Andrew AuseonDuring his final semester, Auseon was afforded the opportunity to work with one of the most sought-after faculty members at Vermont, award-winning author M.T. Anderson.

"He taught me the mechanics of writing," Auseon says of his work with Anderson. "He knows his writing inside and out, the nuts and bolts to a science. What he taught me is that once you know that science inside and out, you can forget about it and write from the inside and then not worry about whether the writing is good.

"He also taught me confidence in my own style and my own sense of humor.
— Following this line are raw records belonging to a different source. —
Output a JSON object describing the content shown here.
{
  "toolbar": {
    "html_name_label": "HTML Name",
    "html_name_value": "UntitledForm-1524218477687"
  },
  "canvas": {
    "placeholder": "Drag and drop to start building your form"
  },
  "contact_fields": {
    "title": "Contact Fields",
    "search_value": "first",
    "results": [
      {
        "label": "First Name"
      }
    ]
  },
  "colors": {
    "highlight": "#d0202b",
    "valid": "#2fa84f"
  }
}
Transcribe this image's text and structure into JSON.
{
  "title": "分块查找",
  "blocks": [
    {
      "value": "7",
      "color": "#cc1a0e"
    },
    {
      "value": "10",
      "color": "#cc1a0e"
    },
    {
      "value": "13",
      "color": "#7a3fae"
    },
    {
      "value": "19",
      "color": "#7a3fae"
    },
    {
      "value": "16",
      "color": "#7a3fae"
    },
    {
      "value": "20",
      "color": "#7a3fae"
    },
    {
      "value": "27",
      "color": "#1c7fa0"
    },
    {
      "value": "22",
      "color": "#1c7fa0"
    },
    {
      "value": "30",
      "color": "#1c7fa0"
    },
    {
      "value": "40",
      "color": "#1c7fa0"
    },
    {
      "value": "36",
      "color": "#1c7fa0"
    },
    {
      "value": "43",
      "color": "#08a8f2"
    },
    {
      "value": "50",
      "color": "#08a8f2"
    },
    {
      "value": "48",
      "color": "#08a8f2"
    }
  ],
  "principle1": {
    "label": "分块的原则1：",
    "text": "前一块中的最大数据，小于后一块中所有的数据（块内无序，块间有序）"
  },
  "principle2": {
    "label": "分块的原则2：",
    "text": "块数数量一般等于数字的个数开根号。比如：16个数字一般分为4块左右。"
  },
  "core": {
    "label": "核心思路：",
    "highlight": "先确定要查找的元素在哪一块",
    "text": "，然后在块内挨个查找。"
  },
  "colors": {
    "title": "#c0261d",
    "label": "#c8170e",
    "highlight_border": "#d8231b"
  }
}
I discovered that you don't have to emulate anyone else or follow any of the trends.

"That was important because I've always liked to tell stories that I have in my head rather than trying to tell stories that have been told, but from a different perspective. I've always just had a way in which my world works and I like to go there to find my stories."

Another early influence to Auseon was Ron Koertge, a well-known poet and novelist.

"He taught me both the joy and the pain of doing serious, serious revision," Auseon says of Koertge. "One of the first things that he did with me was asked me to take 40 pages that I had written and cut it to 15. I had to figure out how those 15 were going to have everything that the 40 had. Once you do it, and you see how you can do it, you see how it improves the work."

In the winter of 2001, Auseon wrote the first scene to a book for a graduate school reading.

"I wrote it from scratch because I wanted to read something that no one had ever heard before," he says.

The scene centered on a main character who didn't say anything, but saw the entire world going on without him as he was completely forgotten.

"As I wrote the scene, I just happened to mention that the main character was sitting on a phone book while he was at the table," says Auseon. "I'm not really sure why that came about, but as I wrote the scenes, the main character kind of shrunk and shrunk because he was so overlooked and it became a size thing. So I decided to explore the connection between emotional growth and physical growth."

Having what he calls a "guarding angel in the publishing world," an editor just so happened to be in the room that night of the reading. That editor, Michael Stearns, would later offer to buy the book when Auseon completed the work late in 2003.

"He sent an email saying, 'The revision was really kick-ass, I think I want to buy the book if that's okay with you,' " remembers Auseon. "I wrote back and said, 'I think it's ok!' "

Auseon's first novel, Funny Little Monkey, is a story about twin brothers, one of whom has a growth hormone deficiency that keeps him four-foot two-inches tall, which is all the more striking when considering his bullying brother stands six-foot one-inch. The novel details the relationship between the two brothers as they struggle to get along during their adolescence.

"I think that it's probably the most autobiographical that I will ever get," Auseon says of the novel. "A lot of the locations used were from my hometown, it's set in a suburb in Ohio, and a couple of the actual scenes are taken directly from instances that happened to me.

"It was your typical first book. It was really rough. I rewrote it three or four times completely. It took me a long time to figure out what the story was and who the characters actually were."

Auseon says that he still learning how to deal with both positive and negative criticism.

"You're out there now and every other day is a good day or a bad day," he says. "The main thing is you just have to make yourself happy."

Just a few weeks ago, "Funny Little Monkey" was one of just six books nominated for Best Intermediate/Young Adult Book in the 2005 Borders Original Voices Awards. The honor is particularly satisfying to Auseon, who says that he enjoys writing for the younger generation.

"They are more willing to take risks and follow you wherever you want to go," he says. "I like that. With young people, you have this great opportunity to always be trying something new. I think so many of my ideas stem from when I was a kid. A lot of my ideas are so off the wall and so dramatic and so strange, that I felt my ideas always came in a way that kids would like."